Kami memberikan konsep mengenai pelajaran ini. Pertama, simulasi pemilu yang diberikan mengenai teori dan praktek pencoblosan. Kedua, simulasi tentang parlementer. Dalam teori ini pelajar diajarkan apa itu fungsi dan tugas legislasi. Simulasi dalam bentuk parlementer ini bisa dalam sekup sederhana misalkan rapat komisi hingga rapat paripurna. Ketiga, simulasi politik sebagai pengambil kebijakan di tingkat eksekutif, misalnya sebagai menteri bahkan Presiden, dengan permasalahan sederhana terlebih dahulu, misalnya cara pengambilan keputusan.
Kami akan memberikan salah satu ilustrasi, jika satu ruangan ada 30 pelajar. Maka simulasi dalam hal pengambil kebijakan, ada yang berperan sebagai Presiden satu orang, menteri 4 orang, 10 orang sebagai legislatif, 5 orang berasal dari yudikatif, 10 orang rakyat yang masih terbagi 2 orang pengusaha atau dari swasa, serta 8 orang masyarakat biasa. Adapun sistematika, kami ambil salah satu permasalahan sederhana yaitu pengambilan keputusan terkait kebijakan parkir yang ada di sekitar sekolah, atau terkait pengelolaan sampah. Pengambilan kebijakan ini, dikaji di tingkat legislasi dan dalam pengambilan kebijakan tersebut masyarakat turut berpartisipasi dalam bermusyawarah, sedangkan pihak swasta berpartisipasi dalam pengadaan peralatan dan fasilias penunjang bekerjasama dengan pihak pemerintahan.
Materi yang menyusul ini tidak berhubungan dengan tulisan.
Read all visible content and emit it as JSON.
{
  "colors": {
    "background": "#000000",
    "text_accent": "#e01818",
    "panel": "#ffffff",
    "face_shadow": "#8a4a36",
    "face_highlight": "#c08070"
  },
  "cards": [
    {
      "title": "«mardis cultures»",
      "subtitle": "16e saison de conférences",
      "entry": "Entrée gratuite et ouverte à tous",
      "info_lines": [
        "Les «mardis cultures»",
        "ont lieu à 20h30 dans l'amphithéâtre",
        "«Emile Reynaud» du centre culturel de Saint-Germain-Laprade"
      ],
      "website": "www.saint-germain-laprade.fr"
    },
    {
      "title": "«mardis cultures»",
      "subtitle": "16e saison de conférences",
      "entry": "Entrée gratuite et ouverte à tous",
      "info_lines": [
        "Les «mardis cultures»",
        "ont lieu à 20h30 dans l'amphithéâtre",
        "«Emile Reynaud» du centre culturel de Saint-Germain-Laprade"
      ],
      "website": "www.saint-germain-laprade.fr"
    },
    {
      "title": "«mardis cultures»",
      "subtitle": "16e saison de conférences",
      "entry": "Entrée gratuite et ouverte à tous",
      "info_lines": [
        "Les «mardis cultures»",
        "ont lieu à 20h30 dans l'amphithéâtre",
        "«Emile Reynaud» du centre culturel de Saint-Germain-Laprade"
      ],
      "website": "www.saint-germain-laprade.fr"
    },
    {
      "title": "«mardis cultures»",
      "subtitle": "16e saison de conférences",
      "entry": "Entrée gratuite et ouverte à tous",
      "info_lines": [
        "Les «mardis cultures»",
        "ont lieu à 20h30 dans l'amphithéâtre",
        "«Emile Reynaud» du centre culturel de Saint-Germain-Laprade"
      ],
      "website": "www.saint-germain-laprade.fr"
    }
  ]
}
Dari legislasi ini kemudian akan dibawa ke ranah eksekutif, dimana dengan pendapat antara legislasi dan eksekutif dilakukan. Sehingga pada akhirnya pemerintah melalui kepala pemerintahan memutuskan suatu kebijakan terhadap kebijakan parkir dan pengelolaan sampah. Kajian permasalahan dalam lingkup terkecil di sekitarnya, kemudian direkayasa menggunakan sistem negara membuat para pemuda utamanya yang menjadi pemilih pemula tahu bagaimana sistem kerja pemerintahan dan lobi - lobi politik yang bermoral dan baik dilakukan.
Proses inilah yang nantinya akan dipelajari oleh mereka, menciptakan kesadaran berpolitik dengan menempatkan “rekayasa” dirinya menjadi bagian dari pihak pengambil kebijakan untuk masyarakat. Kami berpikir dengan karakteristik anak muda yang cenderung bersikap reformis dengan membuka setiap hal baru yang positif akan berdampak bagi perkembangan politik di Indonesia ke depan.

Diharapkan dari pelajaran rekayasa politik sejak dini ini para pemuda kita paham tentang apa itu politik. Secara langsung pula nantinya mereka akan mengerti mengapa harus berpartisipasi dalam kegiatan politik, dan apa resikonya jika antipati terhadap politik. Dari kegiatan sederhana sejak dini ini bagaimana dicamkan bahwa tidak selamanya politik itu kotor seperti yang terjadi di realita lapangan akhir - akhir ini. Sehingga tujuan dari politik sebagaimana dikatakan filsuf Yunani Plato yaitu sebagai penyelenggara kesejahteraan bersama.